Note that here, $\theta$ is the $x$ in the plot above.

And finally:

$$ f(\theta) = \mathscr{l}'(\theta) $$

Because we wanna find the place where the first derivative of $\mathscr{l}$ is equal to 0. So:

$$ \theta^{(t+1)} := \theta^{(t)} - \frac {\mathscr{l}'(\theta^{(t)})} {\mathscr{l}''(\theta^{(t)})} $$

So it’s really the first derivative divided by the second derivative.

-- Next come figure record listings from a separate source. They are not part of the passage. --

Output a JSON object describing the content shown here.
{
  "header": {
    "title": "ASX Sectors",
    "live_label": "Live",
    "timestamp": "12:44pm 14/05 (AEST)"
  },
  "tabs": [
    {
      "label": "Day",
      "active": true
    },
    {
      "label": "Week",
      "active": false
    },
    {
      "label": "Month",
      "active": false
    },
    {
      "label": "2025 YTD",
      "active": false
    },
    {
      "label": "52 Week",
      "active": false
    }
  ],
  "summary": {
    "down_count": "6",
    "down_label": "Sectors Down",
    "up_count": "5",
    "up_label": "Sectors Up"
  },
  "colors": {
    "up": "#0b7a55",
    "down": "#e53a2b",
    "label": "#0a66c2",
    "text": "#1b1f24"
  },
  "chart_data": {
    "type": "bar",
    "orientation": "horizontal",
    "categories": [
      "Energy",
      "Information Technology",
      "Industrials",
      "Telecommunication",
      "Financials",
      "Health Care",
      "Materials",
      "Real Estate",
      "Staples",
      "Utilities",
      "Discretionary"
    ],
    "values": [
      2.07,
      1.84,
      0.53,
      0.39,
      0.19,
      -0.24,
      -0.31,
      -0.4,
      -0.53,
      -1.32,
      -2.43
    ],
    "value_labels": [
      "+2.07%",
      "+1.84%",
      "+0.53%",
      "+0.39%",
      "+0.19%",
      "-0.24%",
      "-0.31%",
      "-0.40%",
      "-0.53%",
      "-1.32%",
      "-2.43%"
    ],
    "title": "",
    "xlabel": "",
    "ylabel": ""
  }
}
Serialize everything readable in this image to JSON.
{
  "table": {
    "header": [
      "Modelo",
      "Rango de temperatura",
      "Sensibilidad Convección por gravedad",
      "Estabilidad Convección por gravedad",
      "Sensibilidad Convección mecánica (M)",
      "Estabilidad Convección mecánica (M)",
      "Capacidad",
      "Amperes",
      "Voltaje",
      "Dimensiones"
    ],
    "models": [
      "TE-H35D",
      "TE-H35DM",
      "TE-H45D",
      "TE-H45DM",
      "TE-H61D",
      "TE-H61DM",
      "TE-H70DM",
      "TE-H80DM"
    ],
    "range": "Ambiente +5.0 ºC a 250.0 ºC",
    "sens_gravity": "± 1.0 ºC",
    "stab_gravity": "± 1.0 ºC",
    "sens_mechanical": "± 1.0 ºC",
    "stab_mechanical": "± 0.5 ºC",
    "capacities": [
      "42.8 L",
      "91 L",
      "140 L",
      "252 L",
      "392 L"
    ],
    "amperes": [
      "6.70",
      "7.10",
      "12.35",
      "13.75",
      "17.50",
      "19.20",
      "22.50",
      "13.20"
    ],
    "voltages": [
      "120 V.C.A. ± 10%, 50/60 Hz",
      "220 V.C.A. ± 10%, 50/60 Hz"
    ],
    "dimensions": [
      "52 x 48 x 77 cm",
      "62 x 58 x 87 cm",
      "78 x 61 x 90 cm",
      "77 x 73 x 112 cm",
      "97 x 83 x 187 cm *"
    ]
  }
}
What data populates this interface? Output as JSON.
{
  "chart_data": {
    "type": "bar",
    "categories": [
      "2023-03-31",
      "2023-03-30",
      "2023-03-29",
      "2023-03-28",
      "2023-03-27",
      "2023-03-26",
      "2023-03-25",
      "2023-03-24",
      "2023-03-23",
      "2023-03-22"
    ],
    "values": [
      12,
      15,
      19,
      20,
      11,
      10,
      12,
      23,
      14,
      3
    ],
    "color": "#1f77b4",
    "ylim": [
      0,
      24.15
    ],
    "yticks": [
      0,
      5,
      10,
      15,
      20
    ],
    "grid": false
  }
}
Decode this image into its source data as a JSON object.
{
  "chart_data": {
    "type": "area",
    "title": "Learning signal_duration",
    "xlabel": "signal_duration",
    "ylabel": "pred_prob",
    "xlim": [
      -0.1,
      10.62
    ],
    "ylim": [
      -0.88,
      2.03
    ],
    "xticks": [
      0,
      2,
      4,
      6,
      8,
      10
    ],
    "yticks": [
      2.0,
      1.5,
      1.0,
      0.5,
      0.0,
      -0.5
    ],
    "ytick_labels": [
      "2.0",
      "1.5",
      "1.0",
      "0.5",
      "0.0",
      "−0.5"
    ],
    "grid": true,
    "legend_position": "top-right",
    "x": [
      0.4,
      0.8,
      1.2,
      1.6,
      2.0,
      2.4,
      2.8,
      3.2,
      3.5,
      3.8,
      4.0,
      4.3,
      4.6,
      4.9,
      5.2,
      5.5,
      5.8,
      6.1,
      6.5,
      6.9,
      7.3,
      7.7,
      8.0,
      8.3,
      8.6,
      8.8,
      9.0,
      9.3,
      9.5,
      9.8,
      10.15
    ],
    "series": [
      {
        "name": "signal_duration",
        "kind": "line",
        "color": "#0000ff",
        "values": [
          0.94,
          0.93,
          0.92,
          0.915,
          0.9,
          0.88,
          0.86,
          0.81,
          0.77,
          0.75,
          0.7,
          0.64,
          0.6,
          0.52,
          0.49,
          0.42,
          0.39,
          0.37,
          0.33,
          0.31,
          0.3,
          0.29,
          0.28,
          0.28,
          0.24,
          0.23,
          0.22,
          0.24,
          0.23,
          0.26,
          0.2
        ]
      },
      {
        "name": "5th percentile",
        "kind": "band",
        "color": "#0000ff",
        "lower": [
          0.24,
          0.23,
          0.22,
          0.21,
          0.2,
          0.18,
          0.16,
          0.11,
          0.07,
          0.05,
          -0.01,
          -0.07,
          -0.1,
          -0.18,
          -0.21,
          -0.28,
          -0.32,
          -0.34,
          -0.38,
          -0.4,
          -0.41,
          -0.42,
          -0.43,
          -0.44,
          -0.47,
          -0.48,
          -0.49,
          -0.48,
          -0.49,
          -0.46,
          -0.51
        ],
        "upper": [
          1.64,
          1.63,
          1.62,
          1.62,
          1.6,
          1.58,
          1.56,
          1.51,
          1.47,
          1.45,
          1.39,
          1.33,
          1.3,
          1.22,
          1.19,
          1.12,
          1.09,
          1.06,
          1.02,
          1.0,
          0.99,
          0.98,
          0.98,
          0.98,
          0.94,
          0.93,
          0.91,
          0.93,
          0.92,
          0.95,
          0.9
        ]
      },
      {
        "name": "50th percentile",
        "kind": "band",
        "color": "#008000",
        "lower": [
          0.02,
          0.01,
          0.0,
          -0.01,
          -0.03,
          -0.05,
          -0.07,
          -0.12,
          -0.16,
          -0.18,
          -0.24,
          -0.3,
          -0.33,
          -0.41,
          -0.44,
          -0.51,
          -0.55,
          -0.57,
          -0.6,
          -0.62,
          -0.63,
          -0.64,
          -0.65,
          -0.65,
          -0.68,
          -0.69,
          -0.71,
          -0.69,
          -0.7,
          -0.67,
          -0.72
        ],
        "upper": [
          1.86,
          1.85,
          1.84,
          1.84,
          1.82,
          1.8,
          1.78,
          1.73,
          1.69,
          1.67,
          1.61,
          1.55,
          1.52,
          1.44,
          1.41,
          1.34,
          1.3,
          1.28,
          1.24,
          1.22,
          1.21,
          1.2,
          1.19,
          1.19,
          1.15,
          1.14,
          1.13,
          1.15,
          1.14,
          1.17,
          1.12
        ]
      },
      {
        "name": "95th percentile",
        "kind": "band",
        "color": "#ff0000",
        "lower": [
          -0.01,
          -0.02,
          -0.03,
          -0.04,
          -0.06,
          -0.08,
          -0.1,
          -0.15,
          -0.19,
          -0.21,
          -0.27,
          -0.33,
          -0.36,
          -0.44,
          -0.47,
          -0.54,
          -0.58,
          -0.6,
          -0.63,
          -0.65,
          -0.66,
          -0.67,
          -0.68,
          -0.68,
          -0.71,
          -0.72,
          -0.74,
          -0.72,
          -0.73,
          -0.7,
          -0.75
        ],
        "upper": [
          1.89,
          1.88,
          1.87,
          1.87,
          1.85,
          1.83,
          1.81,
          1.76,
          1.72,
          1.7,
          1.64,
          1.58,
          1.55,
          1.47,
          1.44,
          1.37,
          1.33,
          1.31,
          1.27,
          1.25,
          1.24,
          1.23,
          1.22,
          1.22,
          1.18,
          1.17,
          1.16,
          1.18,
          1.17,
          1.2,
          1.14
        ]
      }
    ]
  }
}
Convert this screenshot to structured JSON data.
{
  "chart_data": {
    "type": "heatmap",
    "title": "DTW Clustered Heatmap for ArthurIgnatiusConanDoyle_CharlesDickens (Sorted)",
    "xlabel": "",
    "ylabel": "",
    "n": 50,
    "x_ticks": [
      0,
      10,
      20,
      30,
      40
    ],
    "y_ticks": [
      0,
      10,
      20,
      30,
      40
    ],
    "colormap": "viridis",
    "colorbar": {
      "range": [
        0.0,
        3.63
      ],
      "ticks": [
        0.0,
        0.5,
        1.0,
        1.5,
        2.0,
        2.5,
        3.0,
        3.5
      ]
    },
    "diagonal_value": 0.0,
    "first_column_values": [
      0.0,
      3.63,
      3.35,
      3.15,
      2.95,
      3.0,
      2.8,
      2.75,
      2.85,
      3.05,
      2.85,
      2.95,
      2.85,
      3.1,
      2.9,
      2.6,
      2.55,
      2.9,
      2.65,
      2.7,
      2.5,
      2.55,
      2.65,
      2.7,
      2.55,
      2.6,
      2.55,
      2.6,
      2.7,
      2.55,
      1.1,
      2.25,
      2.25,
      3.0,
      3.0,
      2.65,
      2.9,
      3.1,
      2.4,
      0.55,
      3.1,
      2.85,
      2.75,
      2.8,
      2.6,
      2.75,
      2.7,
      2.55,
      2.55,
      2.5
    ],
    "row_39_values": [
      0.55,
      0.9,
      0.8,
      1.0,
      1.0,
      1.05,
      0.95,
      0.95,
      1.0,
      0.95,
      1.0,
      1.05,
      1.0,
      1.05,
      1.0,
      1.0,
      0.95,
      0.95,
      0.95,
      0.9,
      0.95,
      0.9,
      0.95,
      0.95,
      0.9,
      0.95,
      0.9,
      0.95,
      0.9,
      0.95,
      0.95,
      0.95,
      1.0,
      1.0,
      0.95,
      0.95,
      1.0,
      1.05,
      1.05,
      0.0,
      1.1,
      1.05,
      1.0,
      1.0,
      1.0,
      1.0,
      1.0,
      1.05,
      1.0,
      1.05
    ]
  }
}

Newton’s method is a very fast algorithm, and enjoys a property called Quadratic Convergence. In formally, what it means is that, if on one iteration Newton’s method has 0.01 error, so on the $x$ axis, you’re 0.01 away from the true minimum, or the tru value of $f$ is equal to 0. After one iteration, the error could go to 0.0001 error, and after two iterations it goes 0.00000001 error. But roughly Newton’s method, under certain assumptions, that function move not too far from quadratic, the number of significant digits that you have, converged the minimum doubles on a single iteration. So this called Quadratic Convergence. And so when you get near the minimum, Newton’s method converges extremely rapidly. So after a single iteration, it becomes much more accurate, and after another iteration, it becomes much more accurate. Which is why Newton’s method required relatively few iterations.

We have seen the Newton’s method for when $\theta$ is a real number, when $\theta$ is a vector, than the generalization of the rule, which we seen above, is the following:

$$ \theta^{(t+1)} := \theta^{(t)} + H^{-1} \nabla_\theta \mathscr{l} $$
  • Where $H$ is the Hessian matrix, which is the matrix of second derivatives.
  • $\nabla_\theta \mathscr{l}$ is the vector of derivatives. and has $\mathbb{R}^{n+1}$ dimensions, if $\theta\in{\mathbb R^{n+1}}$. Then this derivative respect to the $\theta$ of the log-likelihood becomes a vector of derivatives. And the Hessian matrix, becomes a matrix as $\mathbb{R}^{(n+1)\times({n+1})}$. So it becomes a squared matrix with the dimension equal to the parameter vector $\theta$.

And the Hessian matrix is defined as the matrix of partial derivatives.

$$ H_{ij} = \frac{\partial^2 \mathscr{l}}{\partial \theta_i \partial \theta_j} (\theta) $$

The disadvantage of Newton’s matrix is that, in high-dimensional problems, if $\theta$ is a vector, than each step of Newton’s method is much more expensive, because you’re either solving a linear system equations, or having to invert a pretty big matrix. So if $\theta$ is ten-dimensional, this involves inverting a 10 by 10 matrix, which is fine, but if $\theta$ was 10,000 or 100,000, then each iteration requires computing like a 100,000 by 100,000 matrix and inverting that, which is very hard. It’s actually very difficult to do that in very high-dimensional problems.

Some rules of thumb:

  • If the number of parameters in your iteration is not too big, if you have 10 or 50 parameters, you would very likely use Newton’s method. Because then you probably get convergence in maybe 10 or 15 iterations or even less than 10 iterations.
  • But if you have a very large number of parameters, if you have 10,000 parameters, then rather than dealing with a 10,000 by 10,000 matrix, or even bigger, the 50,000 by 50,000 matrix and you have 50,000 parameters, you would use gradient descent.
  • But if the number of parameters is not too big, so that the computational cost per iteration is manageable, then Newton’s method converges in a very small number of iterations, and could be much faster algorithm than gradient ascent.